STORRS, Conn. — A Darwinian professor at the University of Connecticut (UConn) who asserted his ape ancestry is defending his actions during a recent campus gospel presentation, while university officials have released a statement decrying his “abusive language and confrontational posture.”
As previously reported, James Boster, Professor of Anthropology at University of Connecticut, spent over two hours attempting to draw students away from several evangelists that were open-air preaching and distributing gospel literature on campus.
Evangelist Don Karns of Hampton, Virginia told Christian News Network that Boster approached him as he was holding a sign about evolution and became condescending and confrontational.
“He asked me if I had accepted Darwin as my lord and savior,” Karns stated. “He was very agitated, very demonstrative. … It was very unbecoming of a professor.”
Minutes later, Boster also began to heckle campus tour coordinator Scott Smith of Schoolmaster Ministries of Raleigh, North Carolina as he preached.
“As I was pointing to Christ—I was talking about the sin nature—I said, ‘There’s probably some people out there—maybe even professors—who think they descended from monkeys,’” Smith recalled. “[Boster] jumped off the ground and came running over and basically started screaming, ‘I did not come from a monkey! I came from an ape!’”
“He got about two inches from my nose,” he noted. “You could tell he was going to pop.”
Karns states that Boster then confronted him a second time, using profanity and likewise coming closely to his face. Andrew Rappaport of Striving for Eternity Ministries in Jackson, New Jersey witnessed Boster as he began presenting a speech in an attempt to stir up the students.
“He started to address the students as ‘My brothers and sisters of Darwin,’” he recalled.
“I want you to join me in saying, ‘Praise Darwin!’” Boster declared, as the students echoed his refrain. “Amen!” he proclaimed.
Boster then instructed the students to “feel your spiritual kinship not just with other humans, but also with your fellow mammals, with your fellow amniotes, with your fellow eukaryotes.”
Rappaport explained that as he began preaching, Boster again became agitated, and at one point began shouting in Polish.
“He literally got two inches from my face and started yelling at me that I was ignorant,” Rappaport said. “I start trying to transition to the gospel and he then tried to get the crowd to tell me to shut up.’”
But in an email to Christian News Network, Boster defended himself against allegations that his behavior was inappropriate.
“The self-described Christian evangelists came to UConn not with the good news of the gospels but with a message of hate, bigotry, and ignorance. They attacked my students for their sexual behavior, sexual preferences, religious beliefs and ethnicities and condemned them to Hell,” he wrote. “A mama bear will defend her cubs, a mother goose her goslings, and I will defend my students from strangers who come to call them sodomites, fornicators and sinners condemned to Hell.”
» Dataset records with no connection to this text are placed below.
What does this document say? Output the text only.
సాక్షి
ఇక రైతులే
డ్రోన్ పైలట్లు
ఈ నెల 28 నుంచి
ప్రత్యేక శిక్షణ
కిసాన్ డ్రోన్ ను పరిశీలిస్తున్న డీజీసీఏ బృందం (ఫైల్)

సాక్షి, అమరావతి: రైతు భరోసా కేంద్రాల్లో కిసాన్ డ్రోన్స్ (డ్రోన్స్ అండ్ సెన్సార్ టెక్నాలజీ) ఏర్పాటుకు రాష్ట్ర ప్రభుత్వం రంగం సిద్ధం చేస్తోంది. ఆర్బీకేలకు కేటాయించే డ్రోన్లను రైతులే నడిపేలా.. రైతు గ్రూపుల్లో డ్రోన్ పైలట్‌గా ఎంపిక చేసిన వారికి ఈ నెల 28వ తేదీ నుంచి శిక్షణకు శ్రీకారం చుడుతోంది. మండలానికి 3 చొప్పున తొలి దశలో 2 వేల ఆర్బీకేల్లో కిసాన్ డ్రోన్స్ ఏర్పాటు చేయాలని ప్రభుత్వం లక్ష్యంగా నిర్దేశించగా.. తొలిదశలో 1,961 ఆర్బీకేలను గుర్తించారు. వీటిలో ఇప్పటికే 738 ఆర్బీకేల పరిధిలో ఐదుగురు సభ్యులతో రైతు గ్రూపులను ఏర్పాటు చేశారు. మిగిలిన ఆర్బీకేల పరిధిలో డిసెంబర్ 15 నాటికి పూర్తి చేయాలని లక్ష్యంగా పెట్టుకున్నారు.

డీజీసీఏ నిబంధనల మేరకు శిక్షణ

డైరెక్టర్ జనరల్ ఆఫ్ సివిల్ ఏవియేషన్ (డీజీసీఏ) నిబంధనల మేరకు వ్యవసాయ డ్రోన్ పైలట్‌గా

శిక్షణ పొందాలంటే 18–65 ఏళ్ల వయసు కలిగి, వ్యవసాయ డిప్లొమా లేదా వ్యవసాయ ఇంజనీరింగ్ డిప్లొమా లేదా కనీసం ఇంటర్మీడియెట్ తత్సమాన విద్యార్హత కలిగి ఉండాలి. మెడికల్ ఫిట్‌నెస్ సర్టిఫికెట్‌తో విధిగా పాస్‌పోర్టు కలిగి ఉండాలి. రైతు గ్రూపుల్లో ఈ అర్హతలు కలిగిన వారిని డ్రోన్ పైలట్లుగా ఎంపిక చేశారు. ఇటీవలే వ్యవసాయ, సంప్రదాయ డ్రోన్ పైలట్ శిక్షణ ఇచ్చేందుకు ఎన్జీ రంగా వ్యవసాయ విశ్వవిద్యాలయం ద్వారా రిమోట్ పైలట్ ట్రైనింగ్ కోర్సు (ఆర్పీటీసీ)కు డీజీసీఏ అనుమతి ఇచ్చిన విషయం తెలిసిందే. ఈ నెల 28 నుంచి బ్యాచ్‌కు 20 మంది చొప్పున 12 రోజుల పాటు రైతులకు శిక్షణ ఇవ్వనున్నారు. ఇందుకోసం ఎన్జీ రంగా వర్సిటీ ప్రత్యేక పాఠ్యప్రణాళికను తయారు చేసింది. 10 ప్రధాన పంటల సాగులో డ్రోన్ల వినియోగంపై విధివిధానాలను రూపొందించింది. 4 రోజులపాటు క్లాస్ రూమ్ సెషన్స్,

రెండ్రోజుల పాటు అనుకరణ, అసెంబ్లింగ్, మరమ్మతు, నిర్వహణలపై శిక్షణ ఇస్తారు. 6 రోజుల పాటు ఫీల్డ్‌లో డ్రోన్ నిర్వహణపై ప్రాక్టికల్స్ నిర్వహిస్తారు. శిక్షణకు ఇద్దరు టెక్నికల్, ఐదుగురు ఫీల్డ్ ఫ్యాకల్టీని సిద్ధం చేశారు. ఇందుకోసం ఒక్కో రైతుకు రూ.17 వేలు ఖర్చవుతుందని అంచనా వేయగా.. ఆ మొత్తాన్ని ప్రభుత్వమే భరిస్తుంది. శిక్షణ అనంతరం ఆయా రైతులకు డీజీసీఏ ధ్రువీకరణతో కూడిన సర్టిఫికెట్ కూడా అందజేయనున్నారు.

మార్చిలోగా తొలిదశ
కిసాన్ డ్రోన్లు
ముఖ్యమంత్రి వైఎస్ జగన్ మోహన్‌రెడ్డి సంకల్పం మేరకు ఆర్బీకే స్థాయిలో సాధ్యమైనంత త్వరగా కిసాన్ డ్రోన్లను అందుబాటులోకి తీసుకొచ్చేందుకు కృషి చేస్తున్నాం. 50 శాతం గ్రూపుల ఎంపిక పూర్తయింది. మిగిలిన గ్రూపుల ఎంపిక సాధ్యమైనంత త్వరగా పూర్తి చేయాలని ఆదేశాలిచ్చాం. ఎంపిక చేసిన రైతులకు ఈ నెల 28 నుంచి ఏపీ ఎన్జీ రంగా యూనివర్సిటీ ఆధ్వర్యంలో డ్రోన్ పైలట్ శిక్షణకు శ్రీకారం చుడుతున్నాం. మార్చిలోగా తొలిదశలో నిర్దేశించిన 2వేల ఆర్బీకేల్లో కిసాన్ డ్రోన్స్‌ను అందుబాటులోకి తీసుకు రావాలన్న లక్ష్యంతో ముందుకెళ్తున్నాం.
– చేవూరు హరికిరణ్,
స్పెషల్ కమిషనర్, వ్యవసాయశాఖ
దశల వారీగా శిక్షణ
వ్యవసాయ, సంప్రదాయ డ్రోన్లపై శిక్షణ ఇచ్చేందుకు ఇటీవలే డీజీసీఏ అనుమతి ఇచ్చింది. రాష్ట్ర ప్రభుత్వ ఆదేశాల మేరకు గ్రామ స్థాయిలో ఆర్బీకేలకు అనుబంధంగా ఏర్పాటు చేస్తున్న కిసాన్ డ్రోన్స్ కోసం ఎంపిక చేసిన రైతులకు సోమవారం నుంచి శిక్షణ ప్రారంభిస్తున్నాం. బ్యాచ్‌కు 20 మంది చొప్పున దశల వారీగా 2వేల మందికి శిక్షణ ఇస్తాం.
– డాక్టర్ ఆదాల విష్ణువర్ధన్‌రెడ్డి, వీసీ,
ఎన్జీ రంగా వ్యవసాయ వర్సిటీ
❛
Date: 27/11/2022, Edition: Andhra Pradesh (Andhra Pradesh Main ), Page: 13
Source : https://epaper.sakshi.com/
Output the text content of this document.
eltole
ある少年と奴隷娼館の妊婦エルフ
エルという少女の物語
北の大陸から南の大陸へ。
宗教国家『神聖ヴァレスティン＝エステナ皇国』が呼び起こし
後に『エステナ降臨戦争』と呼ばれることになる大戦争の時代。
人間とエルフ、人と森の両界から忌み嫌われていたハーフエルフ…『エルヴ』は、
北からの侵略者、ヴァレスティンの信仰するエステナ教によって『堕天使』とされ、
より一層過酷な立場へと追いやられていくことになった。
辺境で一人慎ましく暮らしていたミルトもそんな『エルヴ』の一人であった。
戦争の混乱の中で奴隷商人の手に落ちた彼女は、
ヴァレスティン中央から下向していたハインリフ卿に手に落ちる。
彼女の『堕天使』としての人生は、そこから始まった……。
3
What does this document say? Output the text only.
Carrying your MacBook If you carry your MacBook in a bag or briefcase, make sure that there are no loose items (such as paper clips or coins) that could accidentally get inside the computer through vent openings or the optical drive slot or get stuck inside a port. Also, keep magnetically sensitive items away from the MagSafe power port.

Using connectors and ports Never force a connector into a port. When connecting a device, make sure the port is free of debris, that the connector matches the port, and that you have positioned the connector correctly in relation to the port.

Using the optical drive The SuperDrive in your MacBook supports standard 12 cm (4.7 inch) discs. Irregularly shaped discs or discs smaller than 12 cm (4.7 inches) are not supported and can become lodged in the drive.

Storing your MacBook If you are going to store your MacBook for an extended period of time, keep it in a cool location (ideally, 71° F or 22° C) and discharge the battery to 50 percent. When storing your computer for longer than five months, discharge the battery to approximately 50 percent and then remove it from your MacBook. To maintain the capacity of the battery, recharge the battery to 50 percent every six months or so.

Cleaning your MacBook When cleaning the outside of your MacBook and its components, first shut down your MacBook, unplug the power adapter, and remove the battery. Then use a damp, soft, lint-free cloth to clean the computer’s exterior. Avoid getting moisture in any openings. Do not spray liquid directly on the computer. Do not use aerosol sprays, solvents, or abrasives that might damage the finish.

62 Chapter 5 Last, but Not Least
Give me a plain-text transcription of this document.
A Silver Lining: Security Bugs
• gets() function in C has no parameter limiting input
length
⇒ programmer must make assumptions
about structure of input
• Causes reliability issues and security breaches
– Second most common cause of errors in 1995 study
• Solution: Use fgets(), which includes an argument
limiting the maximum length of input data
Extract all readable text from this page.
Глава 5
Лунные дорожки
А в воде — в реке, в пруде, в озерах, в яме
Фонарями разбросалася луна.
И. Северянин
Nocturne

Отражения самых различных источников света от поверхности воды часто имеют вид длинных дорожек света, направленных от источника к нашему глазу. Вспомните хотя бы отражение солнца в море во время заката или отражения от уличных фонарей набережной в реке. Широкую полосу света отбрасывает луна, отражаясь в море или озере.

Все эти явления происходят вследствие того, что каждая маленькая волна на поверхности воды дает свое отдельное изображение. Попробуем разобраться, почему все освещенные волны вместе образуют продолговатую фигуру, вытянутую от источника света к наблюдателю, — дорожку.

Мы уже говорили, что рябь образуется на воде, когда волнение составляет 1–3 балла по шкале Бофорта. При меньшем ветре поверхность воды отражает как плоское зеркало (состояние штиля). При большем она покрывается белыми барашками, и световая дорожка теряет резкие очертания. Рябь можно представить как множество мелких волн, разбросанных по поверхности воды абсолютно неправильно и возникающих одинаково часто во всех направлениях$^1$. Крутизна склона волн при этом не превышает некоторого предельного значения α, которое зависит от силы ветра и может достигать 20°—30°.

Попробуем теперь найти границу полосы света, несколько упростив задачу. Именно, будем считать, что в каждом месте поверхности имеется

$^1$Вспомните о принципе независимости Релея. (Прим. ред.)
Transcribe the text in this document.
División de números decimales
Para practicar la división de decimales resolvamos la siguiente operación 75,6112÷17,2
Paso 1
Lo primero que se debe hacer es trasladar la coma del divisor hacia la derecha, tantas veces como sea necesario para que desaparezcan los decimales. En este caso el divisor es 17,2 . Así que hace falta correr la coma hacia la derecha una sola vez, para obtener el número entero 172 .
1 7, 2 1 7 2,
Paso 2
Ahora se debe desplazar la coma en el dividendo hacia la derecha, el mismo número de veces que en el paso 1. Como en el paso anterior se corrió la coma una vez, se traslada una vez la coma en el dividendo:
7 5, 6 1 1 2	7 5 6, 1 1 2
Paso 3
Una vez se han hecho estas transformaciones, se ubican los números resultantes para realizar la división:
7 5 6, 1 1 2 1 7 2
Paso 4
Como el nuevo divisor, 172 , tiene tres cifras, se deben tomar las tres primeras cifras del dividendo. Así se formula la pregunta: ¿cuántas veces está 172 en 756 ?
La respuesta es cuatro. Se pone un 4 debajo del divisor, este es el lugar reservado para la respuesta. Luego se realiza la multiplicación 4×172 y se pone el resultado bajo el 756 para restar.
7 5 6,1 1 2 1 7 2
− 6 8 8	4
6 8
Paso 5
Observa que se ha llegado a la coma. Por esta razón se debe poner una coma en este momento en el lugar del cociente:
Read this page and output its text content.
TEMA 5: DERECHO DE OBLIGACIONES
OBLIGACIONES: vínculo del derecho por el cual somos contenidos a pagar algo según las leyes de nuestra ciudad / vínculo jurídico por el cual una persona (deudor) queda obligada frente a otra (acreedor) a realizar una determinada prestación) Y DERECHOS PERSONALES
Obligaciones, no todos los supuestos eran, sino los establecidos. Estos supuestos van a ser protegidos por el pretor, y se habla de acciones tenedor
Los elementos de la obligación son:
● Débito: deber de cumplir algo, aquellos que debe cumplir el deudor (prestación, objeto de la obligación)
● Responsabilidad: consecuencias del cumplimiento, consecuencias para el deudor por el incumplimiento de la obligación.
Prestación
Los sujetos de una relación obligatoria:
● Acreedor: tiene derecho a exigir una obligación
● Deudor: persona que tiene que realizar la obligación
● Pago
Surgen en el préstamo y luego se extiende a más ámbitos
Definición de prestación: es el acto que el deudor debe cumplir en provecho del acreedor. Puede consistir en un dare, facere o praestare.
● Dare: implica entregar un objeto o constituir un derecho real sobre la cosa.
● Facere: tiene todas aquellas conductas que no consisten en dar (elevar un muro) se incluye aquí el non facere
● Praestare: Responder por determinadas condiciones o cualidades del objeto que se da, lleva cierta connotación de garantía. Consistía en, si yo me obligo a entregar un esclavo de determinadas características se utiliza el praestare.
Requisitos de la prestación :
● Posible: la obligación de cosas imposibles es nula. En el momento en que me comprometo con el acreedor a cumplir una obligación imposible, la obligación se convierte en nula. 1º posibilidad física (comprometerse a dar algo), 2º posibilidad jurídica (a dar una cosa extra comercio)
“Darwin’s message that all humans are our brothers and sisters, all mammals our cousins, and all life our kin is much closer to the loving affirmation of life found in the gospels than the hate, bigotry, and ignorance preached by these rude guests to our home,” Boster stated. “It is a moral duty to be outraged by the morally outrageous. I am proud to have done my duty to defend my students from attack.”
However, in response to Boster’s comments, Smith told Christian News Network that there was no specific discussion about sexuality.
“We spoke generally on sin being passed to all human beings, that ‘all have sinned and fallen short of the glory of God,'” he explained, quoting Romans 3:23. “We did not focus on one person or group of people, and the only time race was discussed was when Don Karns noted the full title of Darwin’s ‘Origin of Species’ — ‘The Preservation of Favored Races in the Struggle for Life’ — to express that Darwin was a racist. We love people of all ethnicities and pointed out this concern.”
UConn officials also released a statement about the matter, outlining that despite his disagreement with the message, Boster’s actions were unacceptable.
“Everyone has the right to exercise free speech on our campuses,” it wrote. “At the same time, we expect our faculty to act in a way that promotes civil discourse and to express themselves respectfully. The use of abusive language and the confrontational posture seen here are inconsistent with UConn’s values.”
“Yes, I’m in deep trouble,” Boster told NBC Connecticut. “The dean has summoned me into his office.”
The evangelists said that they hold no ill will against the professor, and realize that many reject the biblical message of repentance from sin and faith in Jesus Christ.
“We obviously care about this professor and the students at UConn, and we long for them to find the liberty and freedom from sin in serving Jesus,” Smith stated.